The preprocessing procedures were conducted in the R environment, employing the packages and functions recommended by the model developers. Among these, the madrat package (version 3.24.1) and its associated dependencies played a central role. This package, specifically designed for the preprocessing of input data used within the MAgPIE modeling framework, was essential to ensure consistency and reproducibility in data preparation.
One of the most frequently employed functions in this process was
calcOutput() from the madrat package. This function was
developed as a wrapper for specific routines designed to handle the
various types of outputs utilized within the model. When executed with a
specified output type, calcOutput() calls the corresponding
function from one of the auxiliary preprocessing packages and performs
the entire workflow, ranging from downloading the required datasets to
aggregating the data by regions. It is also possible to provide a file
containing country-to-region mappings, which enables the function to
execute the regional aggregation step automatically.

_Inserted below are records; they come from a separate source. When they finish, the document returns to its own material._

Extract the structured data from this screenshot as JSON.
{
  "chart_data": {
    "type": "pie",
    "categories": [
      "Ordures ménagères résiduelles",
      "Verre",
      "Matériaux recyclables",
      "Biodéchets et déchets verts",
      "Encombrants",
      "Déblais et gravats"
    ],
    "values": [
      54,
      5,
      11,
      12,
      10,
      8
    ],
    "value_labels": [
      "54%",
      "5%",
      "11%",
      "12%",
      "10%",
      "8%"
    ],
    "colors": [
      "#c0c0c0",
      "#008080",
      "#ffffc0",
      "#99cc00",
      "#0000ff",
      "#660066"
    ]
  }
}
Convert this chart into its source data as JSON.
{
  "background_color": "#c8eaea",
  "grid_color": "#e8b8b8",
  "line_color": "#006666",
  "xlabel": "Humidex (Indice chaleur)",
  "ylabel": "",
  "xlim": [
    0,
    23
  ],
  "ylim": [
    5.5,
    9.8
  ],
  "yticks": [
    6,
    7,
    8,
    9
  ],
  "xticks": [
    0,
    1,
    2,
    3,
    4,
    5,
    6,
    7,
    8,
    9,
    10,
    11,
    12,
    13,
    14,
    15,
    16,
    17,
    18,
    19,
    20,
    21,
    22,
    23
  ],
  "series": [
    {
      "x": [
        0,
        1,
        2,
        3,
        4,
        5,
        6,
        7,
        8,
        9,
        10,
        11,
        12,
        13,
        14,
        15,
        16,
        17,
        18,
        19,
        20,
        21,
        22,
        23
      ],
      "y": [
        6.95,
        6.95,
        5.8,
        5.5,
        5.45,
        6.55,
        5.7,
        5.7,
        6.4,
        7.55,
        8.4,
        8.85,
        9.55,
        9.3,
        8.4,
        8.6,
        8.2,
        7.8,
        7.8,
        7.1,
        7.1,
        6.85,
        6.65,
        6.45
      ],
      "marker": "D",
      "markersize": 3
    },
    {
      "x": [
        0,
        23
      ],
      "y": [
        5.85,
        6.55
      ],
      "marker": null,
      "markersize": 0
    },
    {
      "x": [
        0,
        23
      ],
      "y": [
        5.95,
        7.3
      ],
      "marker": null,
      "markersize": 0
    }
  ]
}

Another widely used function was toolAggregate(), also
from the madrat package. This function performs the aggregation (or
disaggregation) of a dataset according to a relation matrix or mapping.
In addition, it allows for the inclusion of weights, which are applied
in the calculation of the final aggregated values.
This bundle contains files processed at all levels, including: cell, country, global, regional, and cluster. Files at the cell, country, and global levels do not require additional processing.
This bundle contains the largest number of files, most of which are already processed at the regional level. However, it also includes datasets at the global and country levels, which do not require additional processing.
This bundle contains a validation file that was not used in this processing step.
This bundle contains global-level files; therefore, they were not processed again. The original files were used.
This bundle contains regional-level calibration files. These files still need to be studied in greater detail to refine the process; however, for the new BRA region, the same values as those for the LAM region were initially used.
The process of creating new clusters within a newly defined region in the MAgPIE configuration involved both straightforward and complex steps. Given that input data preparation is a crucial step when modifying MAgPIE’s spatial structure, the preprocessing phase plays a key role in refining the resolution and reliability of model outputs for Brazil. While initial tasks—such as acquiring input data and modifying mapping files—were relatively simple, the workflow also required extensive, time-consuming efforts to identify and resolve errors that emerged during the generation of new input files based on the updated spatial configuration.
For the next phases, once all input data has been properly prepared, we aim to replicate the analyses performed using MAgPIE’s original spatial structure. The objective is to compare the key output variables—such as harvested crop areas, cattle herd production, and deforestation—between the newly customized spatial configuration and the original setup. Once more, we will benchmark our results against official Brazilian public datasets to validate consistency and enhance reliability. Additionally, by defining Brazil as a standalone region, we will be able to explicitly evaluate trade flows between Brazil and other global regions, enabling more accurate analyses of international trade dynamics involving Brazilian agricultural and land-use sectors.